The 2019 J.D. Power U.S. Initial Quality Study has been released, giving us a look at the most dependable automakers and new vehicles.
The annual study examines problems experienced by original owners of new vehicles during the first 90 days of ownership, with initial quality measured by the number of problems per 100 vehicles (PP100). These include all types of issues including those related to the infotainment system and in-car electronics, which make up for a great deal of car-related problems today.
This year, J.D. Power found that most vehicle quality stayed flat, with many automakers experiencing a slight dip in initial quality. Korean automakers led the way once again, however, they managed to widen their gap over their rivals even further in the past 12 months.
Here are the top 10 most dependable automakers for 2019, according to J.D. Power.
Toyota had an average of 90 problems reported per 100 vehicles, placing it just above the industry average of 93. It should be no surprise to see the Japanese automaker on this list.
Tieing with Toyota but ranked higher in J.D. Power’s list is Toyota’s luxury brand, Lexus. It also had 90 problems reported per 100 vehicles.
Fiat Chrysler typically scored poorly in quality studies such as this, but its Dodge brand tied with Lexus and Toyota this year, with 90 problems reported per 100 vehicles. This may be because Dodge has an aging lineup and is thus not introducing new equipment, meaning they’ve had time to iron out any issues.
Nissan was well above the industry average with 86 problems reported per 100 vehicles, a bit of good news for a brand that has been embroiled in corporate controversy in recent months.

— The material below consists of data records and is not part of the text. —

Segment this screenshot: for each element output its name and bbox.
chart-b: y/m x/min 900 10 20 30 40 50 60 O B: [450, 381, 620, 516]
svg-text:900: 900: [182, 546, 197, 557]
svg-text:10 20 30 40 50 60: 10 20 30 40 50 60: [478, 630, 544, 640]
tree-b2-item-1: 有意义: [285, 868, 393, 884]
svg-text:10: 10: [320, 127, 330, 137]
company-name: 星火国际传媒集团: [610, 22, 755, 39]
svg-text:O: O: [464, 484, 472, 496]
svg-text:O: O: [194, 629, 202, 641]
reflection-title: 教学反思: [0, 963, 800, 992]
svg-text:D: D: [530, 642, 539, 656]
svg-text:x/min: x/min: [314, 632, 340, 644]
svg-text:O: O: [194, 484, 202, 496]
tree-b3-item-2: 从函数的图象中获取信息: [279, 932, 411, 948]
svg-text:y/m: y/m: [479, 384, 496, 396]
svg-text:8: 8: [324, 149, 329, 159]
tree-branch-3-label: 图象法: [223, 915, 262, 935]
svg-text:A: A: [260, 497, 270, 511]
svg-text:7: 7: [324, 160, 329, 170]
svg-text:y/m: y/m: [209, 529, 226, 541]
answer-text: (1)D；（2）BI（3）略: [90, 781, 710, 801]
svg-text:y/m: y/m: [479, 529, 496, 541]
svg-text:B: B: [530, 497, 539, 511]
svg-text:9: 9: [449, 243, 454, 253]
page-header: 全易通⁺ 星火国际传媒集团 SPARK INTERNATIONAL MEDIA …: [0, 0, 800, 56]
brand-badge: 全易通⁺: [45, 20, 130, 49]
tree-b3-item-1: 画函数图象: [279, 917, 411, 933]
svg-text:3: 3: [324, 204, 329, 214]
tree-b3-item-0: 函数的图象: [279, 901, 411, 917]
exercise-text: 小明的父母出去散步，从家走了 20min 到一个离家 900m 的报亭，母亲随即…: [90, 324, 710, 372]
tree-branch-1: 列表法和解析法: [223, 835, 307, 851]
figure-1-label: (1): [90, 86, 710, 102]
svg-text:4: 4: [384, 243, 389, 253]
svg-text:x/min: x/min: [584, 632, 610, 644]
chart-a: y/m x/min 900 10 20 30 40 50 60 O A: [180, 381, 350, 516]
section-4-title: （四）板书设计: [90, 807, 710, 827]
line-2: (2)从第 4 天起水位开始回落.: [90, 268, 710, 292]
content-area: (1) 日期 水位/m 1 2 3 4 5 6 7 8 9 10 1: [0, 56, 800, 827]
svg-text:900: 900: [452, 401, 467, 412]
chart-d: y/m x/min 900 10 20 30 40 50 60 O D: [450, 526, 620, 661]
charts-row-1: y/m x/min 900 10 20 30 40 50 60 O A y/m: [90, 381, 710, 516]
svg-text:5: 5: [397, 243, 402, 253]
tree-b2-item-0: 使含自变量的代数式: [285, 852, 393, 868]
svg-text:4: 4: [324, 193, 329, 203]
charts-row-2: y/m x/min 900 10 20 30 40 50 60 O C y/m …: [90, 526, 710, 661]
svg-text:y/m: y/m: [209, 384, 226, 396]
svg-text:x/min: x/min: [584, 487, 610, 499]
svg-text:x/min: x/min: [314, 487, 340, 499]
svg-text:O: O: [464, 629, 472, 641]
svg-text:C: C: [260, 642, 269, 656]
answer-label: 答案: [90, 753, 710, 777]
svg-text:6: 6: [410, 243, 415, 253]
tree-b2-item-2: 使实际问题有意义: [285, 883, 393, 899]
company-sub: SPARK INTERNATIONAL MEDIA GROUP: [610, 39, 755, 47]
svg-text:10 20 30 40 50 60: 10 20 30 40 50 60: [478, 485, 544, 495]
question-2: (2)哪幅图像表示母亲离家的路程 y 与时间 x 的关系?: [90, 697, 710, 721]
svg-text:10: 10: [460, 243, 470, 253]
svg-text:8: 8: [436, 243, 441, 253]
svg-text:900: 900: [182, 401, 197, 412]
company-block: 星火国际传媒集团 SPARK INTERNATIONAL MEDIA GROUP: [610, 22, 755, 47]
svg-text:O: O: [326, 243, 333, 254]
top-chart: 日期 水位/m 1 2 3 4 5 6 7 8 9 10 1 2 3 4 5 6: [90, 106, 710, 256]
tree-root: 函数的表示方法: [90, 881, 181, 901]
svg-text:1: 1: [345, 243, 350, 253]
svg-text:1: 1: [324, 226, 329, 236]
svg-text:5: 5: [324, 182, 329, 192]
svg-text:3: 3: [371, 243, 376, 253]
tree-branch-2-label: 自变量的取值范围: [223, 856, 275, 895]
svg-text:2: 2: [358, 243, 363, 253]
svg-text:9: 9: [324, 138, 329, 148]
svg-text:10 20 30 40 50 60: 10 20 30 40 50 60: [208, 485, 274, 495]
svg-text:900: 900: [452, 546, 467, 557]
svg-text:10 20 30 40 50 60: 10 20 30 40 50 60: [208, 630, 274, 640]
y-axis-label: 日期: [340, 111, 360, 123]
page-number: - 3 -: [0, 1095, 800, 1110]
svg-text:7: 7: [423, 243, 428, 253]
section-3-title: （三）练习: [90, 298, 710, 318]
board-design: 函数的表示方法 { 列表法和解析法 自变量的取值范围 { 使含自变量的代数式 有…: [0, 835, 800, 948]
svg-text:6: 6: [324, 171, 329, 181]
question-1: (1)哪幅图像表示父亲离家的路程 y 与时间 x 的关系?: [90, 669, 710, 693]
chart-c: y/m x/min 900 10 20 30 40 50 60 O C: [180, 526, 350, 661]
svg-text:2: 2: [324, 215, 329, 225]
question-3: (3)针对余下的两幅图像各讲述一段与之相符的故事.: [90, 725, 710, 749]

Narrowly edging out Nissan for sixth was Chevrolet with 85 problems reported per 100 vehicles.
Lincoln was another American brand to rank well on J.D. Power’s list, with its PP100 score of 84 enough to break into the top five.
It was the non-luxury Ford brand that did even better, however. The Blue Oval had 83 problems experienced per 100 vehicles, making it the best non-Korean brand for initial quality.
Best of the rest was Hyundai, which had just 71 problems reported per 100 vehicles.
It was almost a dead heat between Hyundai and Kia, with the latter having 70 problems reported per 100 vehicles.
Absolutely crushing it in initial quality is Genesis, which was way below the industry average with just 61 problems reported per 100 vehicles. Pat yourselves on the back, Hyundai-Kia.